Rescatamos los versos del mismo Jorge Riechmann con quien iniciamos esta reseña: […] Darnos la mano en la oscuridad / no derrota al monstruo / pero nos salva del miedo” … y hacemos votos para que Enrique Contreras siga creando esa poesía humana y necesaria, que constantemente nos recuerda el ineludible compromiso que tenemos con nosotros mismos y con quienes nos rodean: construir un mundo más habitable y fraternal, única razón que justifica la presencia del ser humano en este planeta.
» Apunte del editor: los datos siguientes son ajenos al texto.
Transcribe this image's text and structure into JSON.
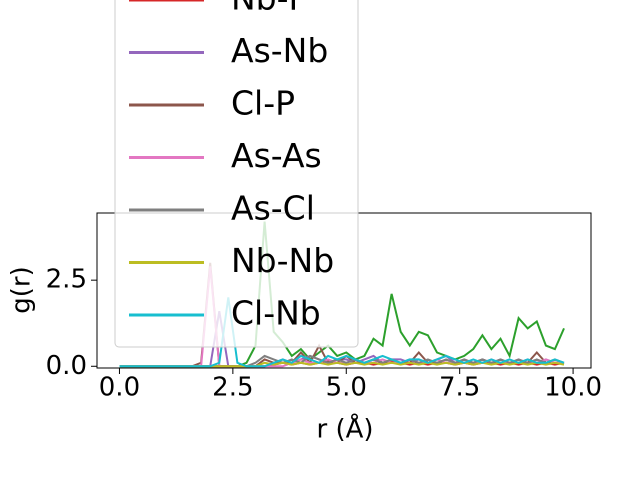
{
  "chart_data": {
    "type": "line",
    "xlabel": "r (Å)",
    "ylabel": "g(r)",
    "x": [
      0,
      0.2,
      0.4,
      0.6,
      0.8,
      1.0,
      1.2,
      1.4,
      1.6,
      1.8,
      2.0,
      2.2,
      2.4,
      2.6,
      2.8,
      3.0,
      3.2,
      3.4,
      3.6,
      3.8,
      4.0,
      4.2,
      4.4,
      4.6,
      4.8,
      5.0,
      5.2,
      5.4,
      5.6,
      5.8,
      6.0,
      6.2,
      6.4,
      6.6,
      6.8,
      7.0,
      7.2,
      7.4,
      7.6,
      7.8,
      8.0,
      8.2,
      8.4,
      8.6,
      8.8,
      9.0,
      9.2,
      9.4,
      9.6,
      9.8
    ],
    "xlim": [
      -0.495,
      10.395
    ],
    "xticks": [
      {
        "value": 0,
        "label": "0.0"
      },
      {
        "value": 2.5,
        "label": "2.5"
      },
      {
        "value": 5,
        "label": "5.0"
      },
      {
        "value": 7.5,
        "label": "7.5"
      },
      {
        "value": 10,
        "label": "10.0"
      }
    ],
    "ylim": [
      -0.05,
      4.45
    ],
    "yticks": [
      {
        "value": 0,
        "label": "0.0"
      },
      {
        "value": 2.5,
        "label": "2.5"
      }
    ],
    "series": [
      {
        "color": "#2ca02c",
        "values": [
          0,
          0,
          0,
          0,
          0,
          0,
          0,
          0,
          0,
          0,
          0,
          0,
          0,
          0,
          0.1,
          0.6,
          4.2,
          1.0,
          0.7,
          0.3,
          0.5,
          0.2,
          0.4,
          0.6,
          0.3,
          0.4,
          0.2,
          0.3,
          0.8,
          0.6,
          2.1,
          1.0,
          0.6,
          1.0,
          0.9,
          0.4,
          0.3,
          0.2,
          0.3,
          0.5,
          0.9,
          0.5,
          0.8,
          0.3,
          1.4,
          1.1,
          1.3,
          0.6,
          0.5,
          1.1
        ]
      },
      {
        "name": "Nb-P",
        "color": "#d62728",
        "values": [
          0,
          0,
          0,
          0,
          0,
          0,
          0,
          0,
          0,
          0,
          0,
          0,
          0,
          0,
          0,
          0,
          0,
          0.05,
          0.1,
          0.05,
          0.1,
          0.05,
          0.1,
          0.15,
          0.1,
          0.05,
          0.1,
          0.1,
          0.05,
          0.1,
          0.15,
          0.1,
          0.05,
          0.1,
          0.05,
          0.1,
          0.1,
          0.05,
          0.1,
          0.05,
          0.1,
          0.1,
          0.05,
          0.1,
          0.05,
          0.1,
          0.05,
          0.1,
          0.05,
          0.1
        ]
      },
      {
        "name": "As-Nb",
        "color": "#9467bd",
        "values": [
          0,
          0,
          0,
          0,
          0,
          0,
          0,
          0,
          0,
          0,
          0,
          1.6,
          0,
          0,
          0,
          0,
          0,
          0.1,
          0.2,
          0.1,
          0.2,
          0.3,
          0.2,
          0.1,
          0.2,
          0.2,
          0.1,
          0.2,
          0.3,
          0.1,
          0.2,
          0.2,
          0.1,
          0.2,
          0.1,
          0.2,
          0.3,
          0.1,
          0.2,
          0.1,
          0.2,
          0.1,
          0.2,
          0.1,
          0.1,
          0.2,
          0.1,
          0.2,
          0.1,
          0.1
        ]
      },
      {
        "name": "Cl-P",
        "color": "#8c564b",
        "values": [
          0,
          0,
          0,
          0,
          0,
          0,
          0,
          0,
          0,
          0.1,
          3.0,
          0,
          0,
          0,
          0,
          0,
          0.2,
          0.1,
          0.1,
          0.1,
          0.4,
          0.1,
          0.6,
          0.1,
          0.1,
          0.3,
          0.1,
          0.1,
          0.2,
          0.1,
          0.1,
          0.1,
          0.1,
          0.4,
          0.1,
          0.1,
          0.1,
          0.1,
          0.1,
          0.1,
          0.2,
          0.1,
          0.1,
          0.1,
          0.1,
          0.1,
          0.4,
          0.1,
          0.1,
          0.1
        ]
      },
      {
        "name": "As-As",
        "color": "#e377c2",
        "values": [
          0,
          0,
          0,
          0,
          0,
          0,
          0,
          0,
          0,
          0,
          2.9,
          0,
          0,
          0,
          0,
          0,
          0,
          0,
          0,
          0.1,
          0.2,
          0.1,
          0.1,
          0.2,
          0.1,
          0.1,
          0.2,
          0.1,
          0.1,
          0.2,
          0.1,
          0.1,
          0.2,
          0.1,
          0.1,
          0.2,
          0.1,
          0.1,
          0.2,
          0.1,
          0.1,
          0.2,
          0.1,
          0.1,
          0.2,
          0.1,
          0.1,
          0.2,
          0.1,
          0.1
        ]
      },
      {
        "name": "As-Cl",
        "color": "#7f7f7f",
        "values": [
          0,
          0,
          0,
          0,
          0,
          0,
          0,
          0,
          0,
          0,
          0,
          0,
          0,
          0,
          0,
          0.1,
          0.3,
          0.2,
          0.1,
          0.2,
          0.1,
          0.3,
          0.2,
          0.1,
          0.2,
          0.1,
          0.2,
          0.1,
          0.2,
          0.1,
          0.2,
          0.1,
          0.2,
          0.1,
          0.2,
          0.1,
          0.2,
          0.1,
          0.2,
          0.1,
          0.2,
          0.1,
          0.2,
          0.1,
          0.2,
          0.1,
          0.2,
          0.1,
          0.2,
          0.1
        ]
      },
      {
        "name": "Nb-Nb",
        "color": "#bcbd22",
        "values": [
          0,
          0,
          0,
          0,
          0,
          0,
          0,
          0,
          0,
          0,
          0,
          0,
          0,
          0,
          0,
          0,
          0.1,
          0.05,
          0.1,
          0.05,
          0.1,
          0.05,
          0.1,
          0.05,
          0.1,
          0.05,
          0.1,
          0.05,
          0.1,
          0.05,
          0.1,
          0.05,
          0.1,
          0.05,
          0.1,
          0.05,
          0.1,
          0.05,
          0.1,
          0.05,
          0.1,
          0.05,
          0.1,
          0.05,
          0.1,
          0.05,
          0.1,
          0.05,
          0.1,
          0.05
        ]
      },
      {
        "name": "Cl-Nb",
        "color": "#17becf",
        "values": [
          0,
          0,
          0,
          0,
          0,
          0,
          0,
          0,
          0,
          0,
          0,
          0.1,
          2.0,
          0.1,
          0,
          0,
          0,
          0.1,
          0.2,
          0.1,
          0.3,
          0.2,
          0.1,
          0.3,
          0.2,
          0.3,
          0.2,
          0.1,
          0.2,
          0.3,
          0.2,
          0.1,
          0.2,
          0.2,
          0.1,
          0.2,
          0.3,
          0.2,
          0.1,
          0.2,
          0.1,
          0.2,
          0.1,
          0.2,
          0.1,
          0.2,
          0.1,
          0.1,
          0.2,
          0.1
        ]
      }
    ]
  }
}
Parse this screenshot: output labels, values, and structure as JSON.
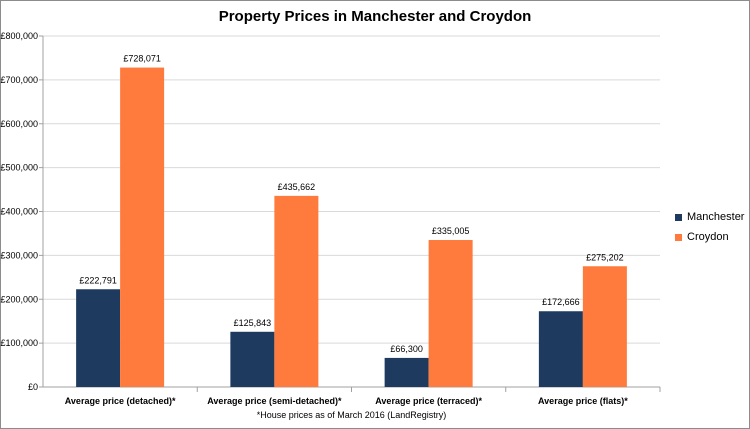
{
  "chart_data": {
    "type": "bar",
    "title": "Property Prices in Manchester and Croydon",
    "categories": [
      "Average price (detached)*",
      "Average price (semi-detached)*",
      "Average price (terraced)*",
      "Average price (flats)*"
    ],
    "series": [
      {
        "name": "Manchester",
        "color": "#1f3a5f",
        "values": [
          222791,
          125843,
          66300,
          172666
        ],
        "labels": [
          "£222,791",
          "£125,843",
          "£66,300",
          "£172,666"
        ]
      },
      {
        "name": "Croydon",
        "color": "#ff7a3d",
        "values": [
          728071,
          435662,
          335005,
          275202
        ],
        "labels": [
          "£728,071",
          "£435,662",
          "£335,005",
          "£275,202"
        ]
      }
    ],
    "ylim": [
      0,
      800000
    ],
    "yticks": [
      "£0",
      "£100,000",
      "£200,000",
      "£300,000",
      "£400,000",
      "£500,000",
      "£600,000",
      "£700,000",
      "£800,000"
    ],
    "grid": true,
    "legend_position": "right",
    "footnote": "*House prices as of March 2016 (LandRegistry)"
  }
}
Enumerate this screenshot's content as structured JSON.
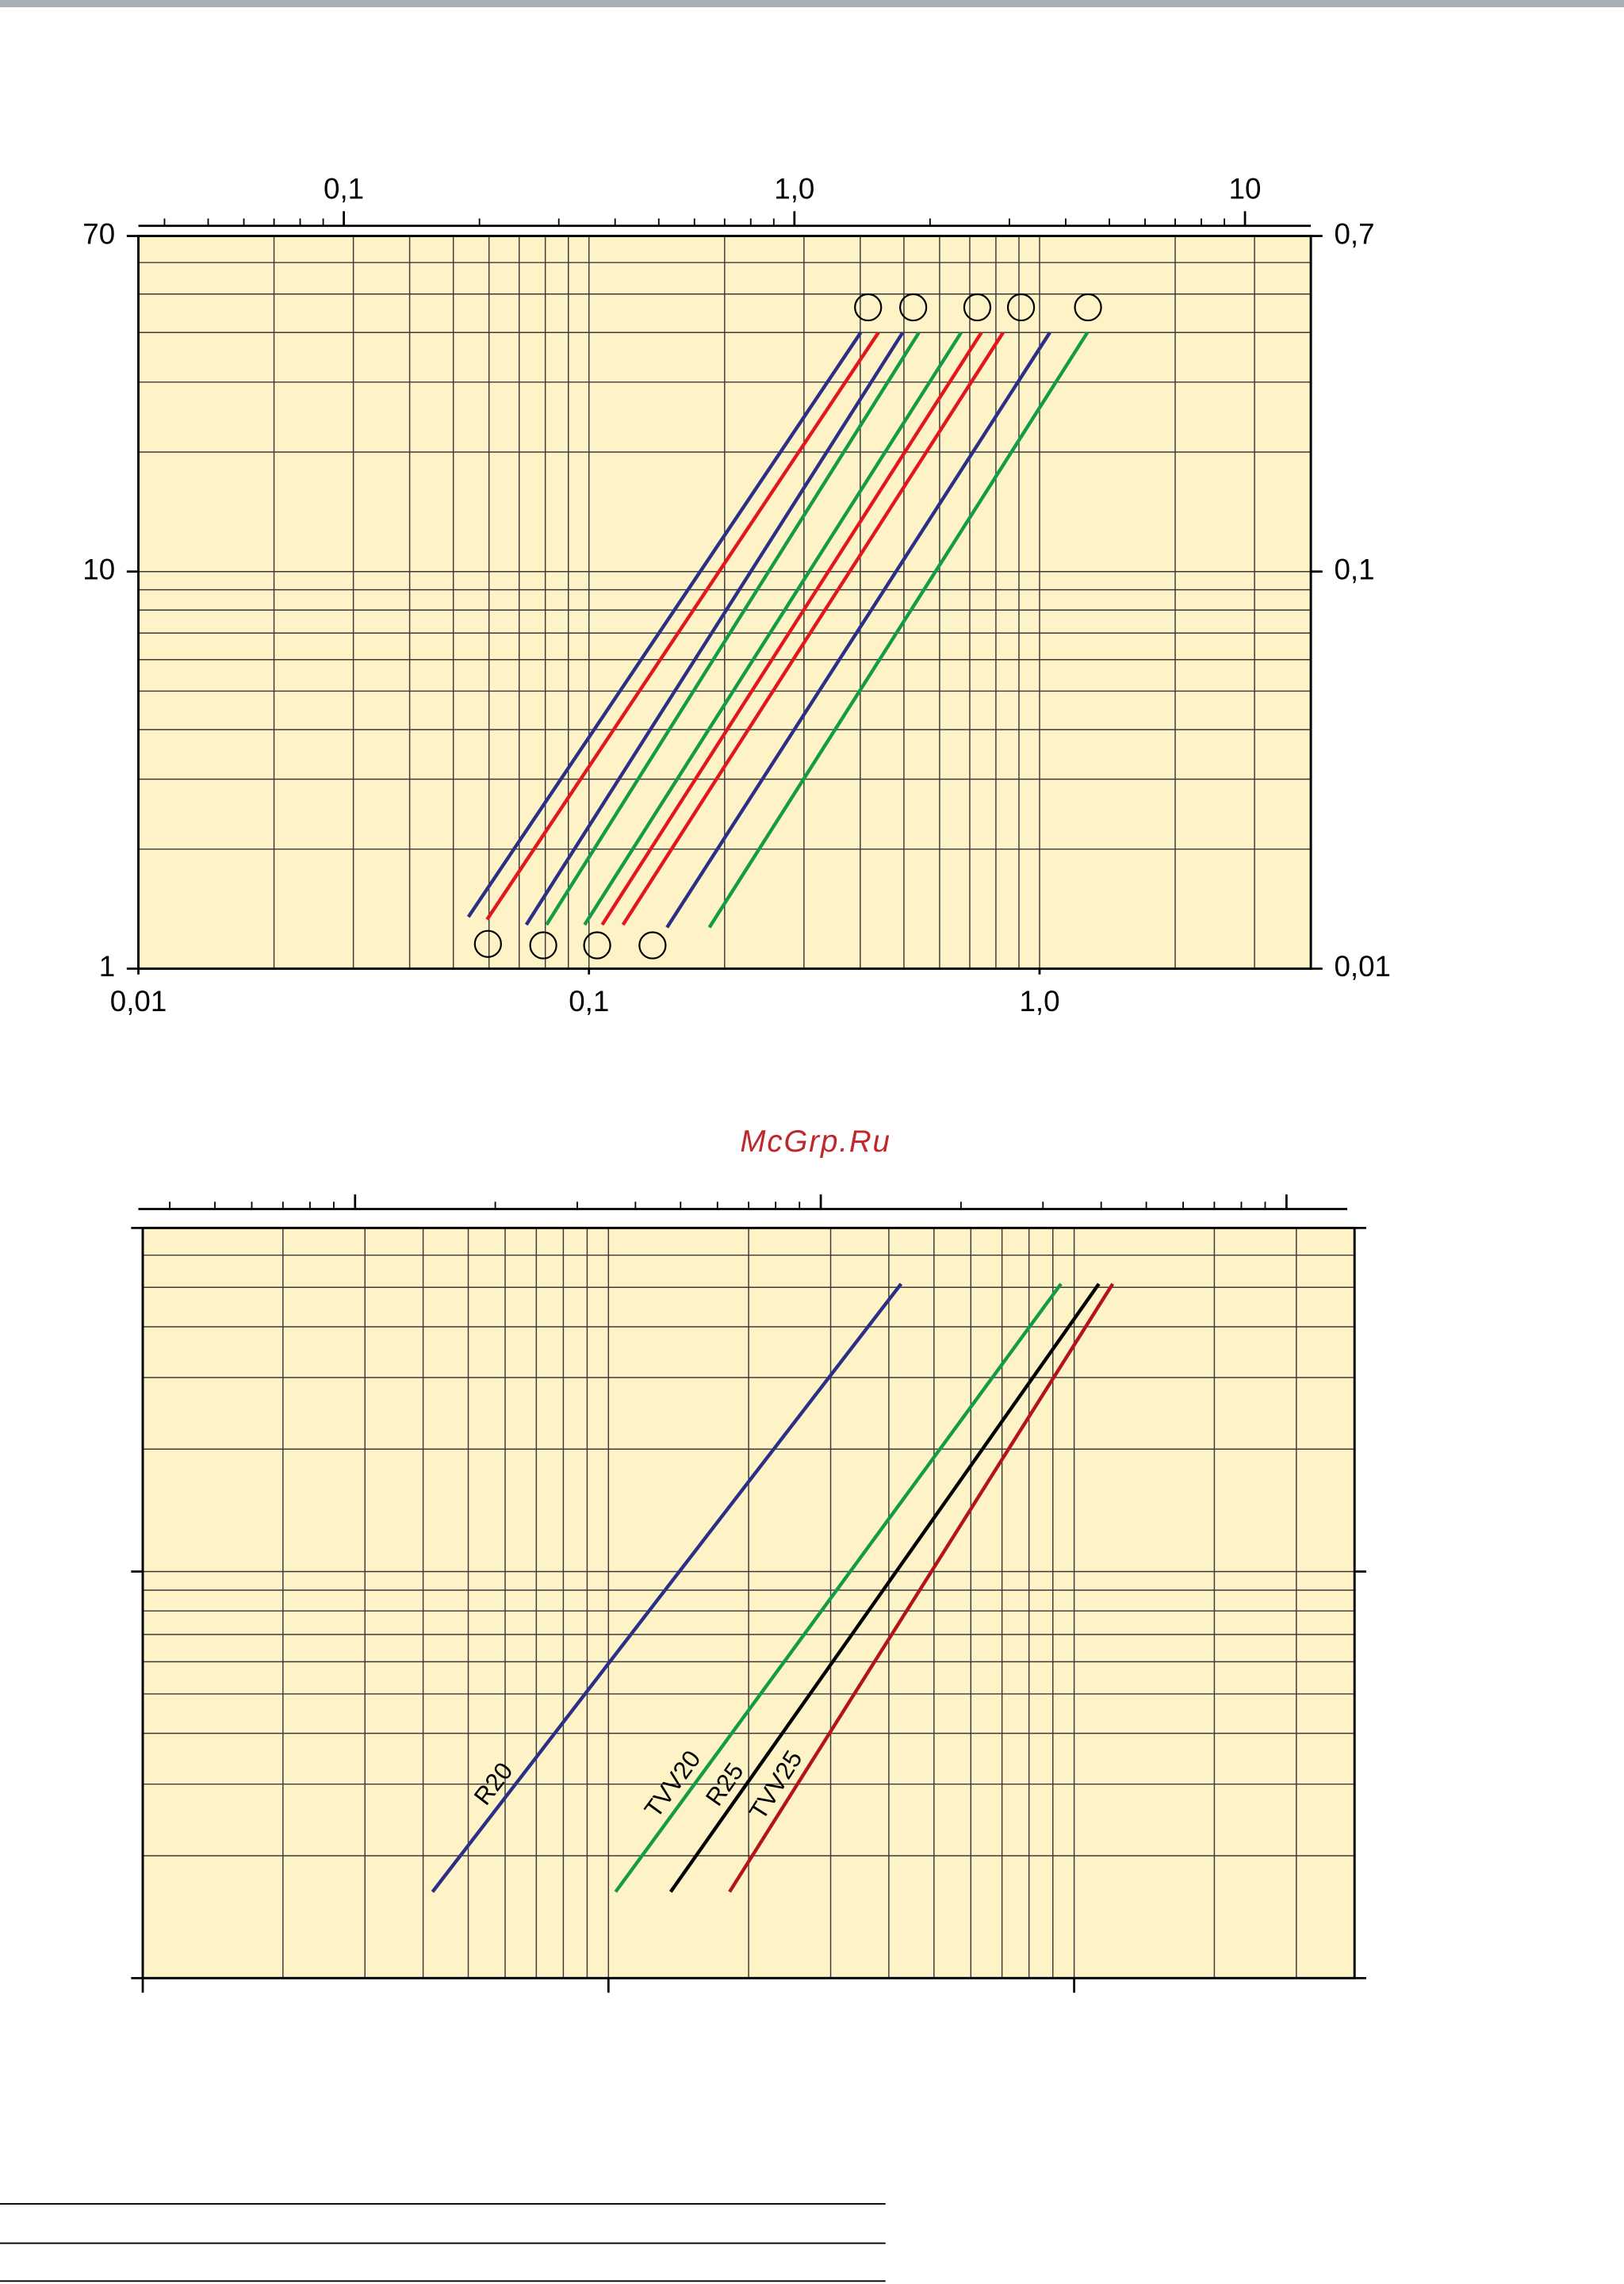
{
  "watermark": "McGrp.Ru",
  "chart_data": [
    {
      "type": "line",
      "log_x": true,
      "log_y": true,
      "grid": true,
      "xlim": [
        0.01,
        4
      ],
      "ylim": [
        1,
        70
      ],
      "x2lim": [
        0.035,
        14
      ],
      "y2lim": [
        0.01,
        0.7
      ],
      "xticks": [
        {
          "value": 0.01,
          "label": "0,01"
        },
        {
          "value": 0.1,
          "label": "0,1"
        },
        {
          "value": 1,
          "label": "1,0"
        }
      ],
      "yticks": [
        1,
        10,
        70
      ],
      "x2ticks": [
        {
          "value": 0.1,
          "label": "0,1"
        },
        {
          "value": 1,
          "label": "1,0"
        },
        10
      ],
      "y2ticks": [
        {
          "value": 0.01,
          "label": "0,01"
        },
        {
          "value": 0.1,
          "label": "0,1"
        },
        {
          "value": 0.7,
          "label": "0,7"
        }
      ],
      "series": [
        {
          "color": "#2b2f86",
          "x": [
            0.054,
            0.401
          ],
          "values": [
            1.35,
            40
          ]
        },
        {
          "color": "#e3161e",
          "x": [
            0.0594,
            0.439
          ],
          "values": [
            1.33,
            40
          ]
        },
        {
          "color": "#2b2f86",
          "x": [
            0.0726,
            0.497
          ],
          "values": [
            1.29,
            40
          ]
        },
        {
          "color": "#139c45",
          "x": [
            0.0805,
            0.54
          ],
          "values": [
            1.29,
            40
          ]
        },
        {
          "color": "#139c45",
          "x": [
            0.0978,
            0.67
          ],
          "values": [
            1.29,
            40
          ]
        },
        {
          "color": "#e3161e",
          "x": [
            0.107,
            0.743
          ],
          "values": [
            1.29,
            40
          ]
        },
        {
          "color": "#e3161e",
          "x": [
            0.119,
            0.83
          ],
          "values": [
            1.29,
            40
          ]
        },
        {
          "color": "#2b2f86",
          "x": [
            0.149,
            1.054
          ],
          "values": [
            1.27,
            40
          ]
        },
        {
          "color": "#139c45",
          "x": [
            0.185,
            1.277
          ],
          "values": [
            1.27,
            40
          ]
        }
      ]
    },
    {
      "type": "line",
      "log_x": true,
      "log_y": true,
      "grid": true,
      "tick_labels": false,
      "xlim": [
        0.01,
        4
      ],
      "ylim": [
        1,
        70
      ],
      "x2lim": [
        0.035,
        14
      ],
      "xticks": [
        0.01,
        0.1,
        1
      ],
      "yticks": [
        1,
        10,
        70
      ],
      "x2ticks": [
        0.1,
        1,
        10
      ],
      "series": [
        {
          "name": "R20",
          "color": "#2b2f86",
          "x": [
            0.0419,
            0.425
          ],
          "values": [
            1.63,
            51
          ]
        },
        {
          "name": "TVV20",
          "color": "#139c45",
          "x": [
            0.1036,
            0.937
          ],
          "values": [
            1.63,
            51
          ]
        },
        {
          "name": "R25",
          "color": "#000000",
          "x": [
            0.136,
            1.13
          ],
          "values": [
            1.63,
            51
          ]
        },
        {
          "name": "TVV25",
          "color": "#b3141b",
          "x": [
            0.182,
            1.21
          ],
          "values": [
            1.63,
            51
          ]
        }
      ]
    }
  ]
}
Antonio Velasco Sánchez (Murcia, 1949).
Es Licenciado en Psicología y Doctor en Filología Española por la Universidad de Granada. Profesor de Secundaria, y responsable del Taller de Teatro del Aula Permanente de Formación Abierta de la Universidad de Granada. Aunque la mayor parte de su producción literaria permanece inédita, destacamos entre sus trabajos y publicaciones las siguientes: “El dulce letargo” (Premio Ángel Ganivet de Novela, 1974), “Narcisín” (Premio García Lorca de Teatro, 1975), “La grieta” (Premio Ángel Ganivet de Novela, 1976), “Paroxismo” (Premio de Novela Ciudad de Marbella, 1979), “El viaje de Alicia” (Premio de Teatro Ciudad de Alcorcón, 1981), “Blancanieves estrena un vestido blanco” (Premio de Novela Ciudad de Alcorcón, 1981), “La incierta luz de las sombras” (Premio Castilla la Mancha de Teatro, 1989), “La tienda” (Accésit Premio Calderón de la Barca, 1990). “Una poética de la dirección e interpretación teatral: El Sistema de Stanislavski” (1999). Como autor y director teatral ha dirigido y puesto en escena numerosas obras, entre las que destacamos “Nuestros paseos” (2006), “Historias de mi ciudad (2008), “En el museo” (2010), “Variaciones sobre el mismo tema” (2018), o “Chejov entre nosotros” (2018).